The Indian space industry is also a beneficiary of the ongoing trend of relaxed FDI regulation in India. In October, 2020, the Indian Space Research Organisation released a draft of its new Spacecom Policy 2020. The Policy governs the use of orbital slots, satellites and ground telecommunication stations with the goal of providing greater industry access to private companies. Representatives of the Department of Space in India confirmed that the Policy also aims to encourage FDI in Indian space businesses. Currently, all FDI proposals in India space companies are subject to national approval. While a foreign investor can technically invest up to 100% under the existing Indian space regulation, any such transaction requires approval by the government first. Space industry leaders have been formally requesting the Indian government to permit FDI through the "automatic route," as opposed to requiring regulatory approval, since June. With less stringent FDI approval rules, India could be poised to attract billions of dollars of fresh investment into the Indian space and satellite sectors.

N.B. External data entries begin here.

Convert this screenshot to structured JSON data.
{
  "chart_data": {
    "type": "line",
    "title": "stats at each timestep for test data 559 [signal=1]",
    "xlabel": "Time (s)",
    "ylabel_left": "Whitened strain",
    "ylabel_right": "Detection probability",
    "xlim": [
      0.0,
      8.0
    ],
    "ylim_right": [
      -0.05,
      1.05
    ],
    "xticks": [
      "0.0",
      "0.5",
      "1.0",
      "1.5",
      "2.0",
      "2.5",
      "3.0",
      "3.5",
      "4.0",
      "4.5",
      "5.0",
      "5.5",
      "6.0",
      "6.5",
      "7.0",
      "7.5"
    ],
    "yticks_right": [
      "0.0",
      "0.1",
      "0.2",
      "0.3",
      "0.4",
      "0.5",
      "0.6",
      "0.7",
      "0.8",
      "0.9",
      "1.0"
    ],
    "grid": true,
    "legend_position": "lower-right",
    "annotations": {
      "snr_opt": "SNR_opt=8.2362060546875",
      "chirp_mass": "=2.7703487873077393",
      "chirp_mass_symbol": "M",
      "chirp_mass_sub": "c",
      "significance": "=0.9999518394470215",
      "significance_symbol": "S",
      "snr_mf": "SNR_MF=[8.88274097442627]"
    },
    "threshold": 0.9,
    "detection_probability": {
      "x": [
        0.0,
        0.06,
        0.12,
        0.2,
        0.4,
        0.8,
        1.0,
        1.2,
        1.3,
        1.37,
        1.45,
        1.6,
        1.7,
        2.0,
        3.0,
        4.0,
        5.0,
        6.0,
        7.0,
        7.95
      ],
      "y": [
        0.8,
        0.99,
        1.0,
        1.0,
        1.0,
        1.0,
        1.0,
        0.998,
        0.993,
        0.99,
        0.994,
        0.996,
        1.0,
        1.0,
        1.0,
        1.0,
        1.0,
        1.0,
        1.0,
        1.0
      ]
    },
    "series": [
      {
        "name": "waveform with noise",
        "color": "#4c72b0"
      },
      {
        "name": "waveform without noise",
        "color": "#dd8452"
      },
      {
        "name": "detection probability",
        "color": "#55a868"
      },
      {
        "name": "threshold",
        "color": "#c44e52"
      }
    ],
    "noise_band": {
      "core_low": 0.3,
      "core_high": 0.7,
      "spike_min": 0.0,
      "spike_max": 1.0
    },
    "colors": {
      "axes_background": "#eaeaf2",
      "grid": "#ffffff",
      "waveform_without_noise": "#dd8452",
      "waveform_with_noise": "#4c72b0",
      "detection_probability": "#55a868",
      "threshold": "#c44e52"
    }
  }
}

This could establish India as a significant player in the global space communication sector.
KEY TAKEAWAYS
India's developing FDI policies combined protectionism and liberalism in 2020. As the global economy stabilizes and more international investors look toward India for opportunity, Indian businesses will need to adjust to the dynamic market trends while remaining in compliance with FDI regulations. Additionally, foreign investors should be aware of the Indian government's ongoing attention to cross-border transactions that have been accelerated by the COVID-19 pandemic. For certain overseas companies and investors in particular, this rule changes represent a significant opportunity to participate in the newest phase of India's economy.
Disclaimer – The views expressed in this article are the personal views of the authors and are purely informative in nature.